Monica tak memberikan respon apapun, Ia hanya menatap Ibu Richard. Wanita yang sangat menyayanginya dulu, wanita yang menggantikan sosok ibunya ketika ibunya tak ada lagi.
"Kenapa kamu memilih menyerah dengan anak ku?" Tanya Richard
"Karna dia akan jatuh miskin dan bukan demi kembali hidup miskin aku memilih Richard dengan segala perangai yang buruk. Aku bertahan dengannya karna dia kaya raya, tapi tanpa itu semua dia bukanlah pria yang bisa di pilih" jawab Monica dan berusaha untuk menjadi dingin. Miskipun hatinya sangat sakit mengatakan ini. Tapi paling tidak Richard akan jauh lebih baik jika mendengar ini.
Ibu Richard tersenyum miris. Jawaban ini yang sungguh Ia harapkan. Jawaban yang akan mengarahkan bahwa pilihannya benar. Pilihannya yang Ia lakukan demi Richard.
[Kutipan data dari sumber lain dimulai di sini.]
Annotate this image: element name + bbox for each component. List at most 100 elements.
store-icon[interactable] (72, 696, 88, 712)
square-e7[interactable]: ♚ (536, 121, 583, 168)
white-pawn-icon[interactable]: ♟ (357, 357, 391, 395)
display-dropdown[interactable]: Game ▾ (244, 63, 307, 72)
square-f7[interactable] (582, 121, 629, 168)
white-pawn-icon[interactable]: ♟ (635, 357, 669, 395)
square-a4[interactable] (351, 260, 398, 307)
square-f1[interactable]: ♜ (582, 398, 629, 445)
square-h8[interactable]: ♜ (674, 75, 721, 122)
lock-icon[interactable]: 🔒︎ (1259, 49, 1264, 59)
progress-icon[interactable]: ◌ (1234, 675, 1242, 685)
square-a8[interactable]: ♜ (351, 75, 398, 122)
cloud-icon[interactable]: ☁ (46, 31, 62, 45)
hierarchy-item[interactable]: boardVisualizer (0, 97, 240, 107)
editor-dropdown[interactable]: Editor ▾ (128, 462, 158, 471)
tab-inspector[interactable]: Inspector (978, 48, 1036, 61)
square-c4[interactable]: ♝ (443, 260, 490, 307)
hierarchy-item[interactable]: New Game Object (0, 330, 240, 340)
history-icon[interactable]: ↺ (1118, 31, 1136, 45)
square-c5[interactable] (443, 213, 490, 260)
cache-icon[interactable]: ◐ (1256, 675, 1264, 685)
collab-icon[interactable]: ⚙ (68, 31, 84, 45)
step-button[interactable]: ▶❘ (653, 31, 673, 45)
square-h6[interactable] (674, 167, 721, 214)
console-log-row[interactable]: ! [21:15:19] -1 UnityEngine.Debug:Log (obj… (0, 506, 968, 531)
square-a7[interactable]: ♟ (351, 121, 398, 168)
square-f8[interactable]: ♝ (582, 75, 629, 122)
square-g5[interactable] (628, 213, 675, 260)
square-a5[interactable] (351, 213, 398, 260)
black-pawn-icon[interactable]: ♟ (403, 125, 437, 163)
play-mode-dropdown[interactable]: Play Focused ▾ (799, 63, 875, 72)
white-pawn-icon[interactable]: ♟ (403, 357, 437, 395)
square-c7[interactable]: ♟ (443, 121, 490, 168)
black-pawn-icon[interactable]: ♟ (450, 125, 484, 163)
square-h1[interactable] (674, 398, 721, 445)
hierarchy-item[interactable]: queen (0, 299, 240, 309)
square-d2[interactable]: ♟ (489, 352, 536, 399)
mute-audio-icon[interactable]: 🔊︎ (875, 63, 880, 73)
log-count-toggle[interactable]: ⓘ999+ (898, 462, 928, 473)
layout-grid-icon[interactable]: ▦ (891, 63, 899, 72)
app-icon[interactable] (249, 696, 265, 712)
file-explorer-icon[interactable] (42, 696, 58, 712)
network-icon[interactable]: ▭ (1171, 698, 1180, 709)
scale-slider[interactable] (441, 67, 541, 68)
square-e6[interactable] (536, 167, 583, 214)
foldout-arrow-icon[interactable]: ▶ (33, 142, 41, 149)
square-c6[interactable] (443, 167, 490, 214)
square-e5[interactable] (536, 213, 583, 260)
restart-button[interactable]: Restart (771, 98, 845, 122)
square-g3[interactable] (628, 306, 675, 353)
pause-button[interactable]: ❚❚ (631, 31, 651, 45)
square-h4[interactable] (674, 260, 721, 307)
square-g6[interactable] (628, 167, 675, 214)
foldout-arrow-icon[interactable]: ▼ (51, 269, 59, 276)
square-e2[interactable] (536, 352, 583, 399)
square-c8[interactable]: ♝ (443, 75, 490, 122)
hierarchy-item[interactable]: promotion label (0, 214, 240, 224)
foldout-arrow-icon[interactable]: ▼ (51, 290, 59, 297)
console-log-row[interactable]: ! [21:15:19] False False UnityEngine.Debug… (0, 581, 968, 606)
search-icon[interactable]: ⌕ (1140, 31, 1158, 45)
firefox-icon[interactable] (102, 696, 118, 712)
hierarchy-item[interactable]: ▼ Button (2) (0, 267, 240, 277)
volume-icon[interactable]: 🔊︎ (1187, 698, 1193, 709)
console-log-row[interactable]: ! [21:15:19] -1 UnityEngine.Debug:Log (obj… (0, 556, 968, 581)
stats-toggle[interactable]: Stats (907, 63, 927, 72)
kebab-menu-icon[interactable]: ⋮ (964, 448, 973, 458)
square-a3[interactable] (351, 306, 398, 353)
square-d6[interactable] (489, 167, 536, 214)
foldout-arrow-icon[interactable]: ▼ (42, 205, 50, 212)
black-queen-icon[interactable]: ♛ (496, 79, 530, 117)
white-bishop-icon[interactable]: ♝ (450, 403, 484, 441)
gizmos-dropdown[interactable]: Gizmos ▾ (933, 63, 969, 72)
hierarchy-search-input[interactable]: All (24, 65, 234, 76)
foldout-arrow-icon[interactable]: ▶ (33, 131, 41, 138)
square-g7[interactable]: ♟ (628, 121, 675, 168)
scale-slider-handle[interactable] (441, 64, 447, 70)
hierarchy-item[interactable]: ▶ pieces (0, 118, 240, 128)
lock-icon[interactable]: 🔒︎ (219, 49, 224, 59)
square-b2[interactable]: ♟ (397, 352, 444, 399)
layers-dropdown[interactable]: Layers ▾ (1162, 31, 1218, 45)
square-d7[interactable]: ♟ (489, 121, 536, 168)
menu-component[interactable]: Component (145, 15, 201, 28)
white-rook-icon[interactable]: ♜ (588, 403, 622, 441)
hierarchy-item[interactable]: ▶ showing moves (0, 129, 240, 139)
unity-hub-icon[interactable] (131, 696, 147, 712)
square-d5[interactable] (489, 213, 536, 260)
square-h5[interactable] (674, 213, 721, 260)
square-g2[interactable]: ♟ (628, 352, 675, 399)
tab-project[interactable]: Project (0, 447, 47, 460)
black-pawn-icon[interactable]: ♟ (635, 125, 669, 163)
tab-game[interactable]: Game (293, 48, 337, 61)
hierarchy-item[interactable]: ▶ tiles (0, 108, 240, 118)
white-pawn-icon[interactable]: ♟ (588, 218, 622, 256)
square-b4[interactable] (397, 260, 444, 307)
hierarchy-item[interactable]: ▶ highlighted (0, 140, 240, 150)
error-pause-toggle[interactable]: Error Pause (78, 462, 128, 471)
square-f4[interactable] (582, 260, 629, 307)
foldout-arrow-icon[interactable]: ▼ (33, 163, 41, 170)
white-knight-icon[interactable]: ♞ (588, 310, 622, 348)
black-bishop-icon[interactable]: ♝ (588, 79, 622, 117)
Namun melihat bagaimana Monica mengatakannya Ibu Richard justru tersadar bahwa Ia salah. Meski yang Monica katakan begitu tapi entah mengapa Ibu Richard merasa yang sebaliknya. Ia melihat luka yang sama besarnya di mata Monica. Jika Richard menutupinya dengan tertawa bahagia wanita di hadapannya menutupinya dengan berkata kasar. Ibu Richard tak mengenal Monica namun entah mengapa Ia merasa begitu dekat dengan wanita itu. Ia bahkan merasa jauh lebih sedih melihat Monica di bandingkan melihat Richard ataupun Willy.
"Jika sudah tidak ada lagi yang ingin mama.."ucap Monica yang tiba-tiba saja terdiam mendengar ucapannya sendiri. Begitupun Ibu Richard yang menatap Monica lekat. Sekuat tenaga Monica menahan air matanya.
Ibu Richard mengangkat tangannya, tanpa Ia sadari Ia sudah menyentuh pipi Monica. Monica tak berpaling, air matanya justru terjatuh. Tangan Ibu Richard masih sama hangatnya seperti dulu. Mengapa semua tak berubah tapi nasibnya berubah.
Ibu Richard terkejut melihat tangannya sendiri. Ia adalah orang paling keras hati. Tak mudah di luluhkan bahkan oleh anak-anaknya sendiri.
"Siapa kamu?" Tanya Ibu Richard
Monica kembali tak dapat mengatakan apapun, Ia menundukan kepalanya membiarkan air matanya terjatuh.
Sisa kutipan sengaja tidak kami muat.